It was a sweet weekend for University of New Hampshire hockey. The women hosted #1 ranked (and two-time defending NCAA champions) Wisconsin. And they won 2-1 each afternoon. [<-- Refresh the page to see the latest stories.] I heard today's game on the internet and it sounded exciting and close. But I saw Saturday's game in person and it was indeed exciting, well-contested, excellent hockey.
Being there is great but hearing it broadcast also provides some insight. For example, Martine Garland, who was easily the today's MVP scoring UNH's two goals, was called a defenseman. I have bitched about this before, but I find it so interesting that others don't find it jarring to hear something along the lines of "She's a great a defenseman."
But not necessarily surprising. Last night Wisconsin earned what I like to call the "learn how to count" penalty when, in the course of a shift change, they wound up with 6 players on the ice. From the stands I heard fans yell--before the whistle blew and the penalty was called--"too many men, too many men." And they were not talking about the gender composition of the US Congress. But I was pleasantly surprised when the penalty was announced over the PA as "too many players on the ice."
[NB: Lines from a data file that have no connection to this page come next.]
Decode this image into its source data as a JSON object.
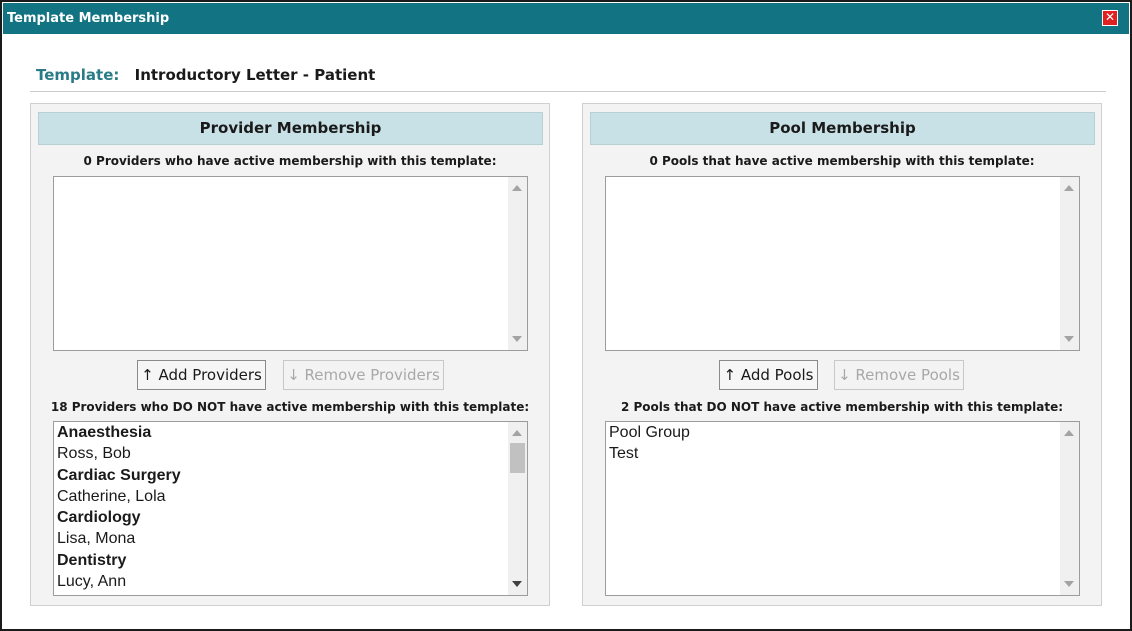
{
  "dialog": {
    "title": "Template Membership",
    "close_glyph": "✕"
  },
  "template": {
    "label": "Template:",
    "value": "Introductory Letter - Patient"
  },
  "provider": {
    "heading": "Provider Membership",
    "active_caption": "0 Providers who have active membership with this template:",
    "active_items": [],
    "add_label": "↑ Add Providers",
    "remove_label": "↓ Remove Providers",
    "inactive_caption": "18 Providers who DO NOT have active membership with this template:",
    "inactive_items": [
      {
        "text": "Anaesthesia",
        "group": true
      },
      {
        "text": "Ross, Bob",
        "group": false
      },
      {
        "text": "Cardiac Surgery",
        "group": true
      },
      {
        "text": "Catherine, Lola",
        "group": false
      },
      {
        "text": "Cardiology",
        "group": true
      },
      {
        "text": "Lisa, Mona",
        "group": false
      },
      {
        "text": "Dentistry",
        "group": true
      },
      {
        "text": "Lucy, Ann",
        "group": false
      }
    ]
  },
  "pool": {
    "heading": "Pool Membership",
    "active_caption": "0 Pools that have active membership with this template:",
    "active_items": [],
    "add_label": "↑ Add Pools",
    "remove_label": "↓ Remove Pools",
    "inactive_caption": "2 Pools that DO NOT have active membership with this template:",
    "inactive_items": [
      {
        "text": "Pool Group",
        "group": false
      },
      {
        "text": "Test",
        "group": false
      }
    ]
  },
  "colors": {
    "titlebar": "#127482",
    "panel_header": "#c8e1e6",
    "template_label": "#2a7b86",
    "close_button": "#e02121"
  }
}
I was also pleased to hear the announcers note the large crowd at the game today which resulted in an average of 1200 people at each game this weekend. This is a sizeable crowd for a women's hockey game--also noted by the announcers. They went on to say that things are starting to resemble the atmosphere at men's games--which are largely sold-out crowds in the 6,500-person arena--with exuberant fans (I was very exuberant, by the way, I jumped up and down like a kid after each UNH goal), the presence of the pep band, standard UNH hockey cheers, and fun intermission activities. But there are a "few more steps" that need to be taken one announcer said until women's hockey achieves the popularity of men's hockey. Don't mean to be a Debbie Downer here but, a few?--really? The announcer did not provide detailed instructions or even what the steps are, but it seems like one might be the need to erase sexism--not just in sport but in our culture first and foremost. There is so much stigma attached to women's ice hockey because of its history as a masculine sport. It does not offer sex appeal in the same way gymnastics or tennis does and thus is presumed to be masculinizing. It encourages women to be aggressive and physical--something not readily accepted in the population at large. The steps may indeed be few but they are long strides and they may be a long time coming.
When the #1 team comes to town to take on the #2 team, you know you're going to see good hockey, but so many people cannot get over the idea of women actually playing good hockey to go find out for themselves. That arena should have been packed. When asked by my first-time attendee friend whether we needed to get tickets ahead of time, I should have had to say "jeez maybe we should, because it might sell out." But I was able to walk to the ticket window--late mind you--and get tickets, no problem.
On a more positive and last note, I was very pleased to see so many people in the arena Saturday evening and experience such a good vibe being in the crowd.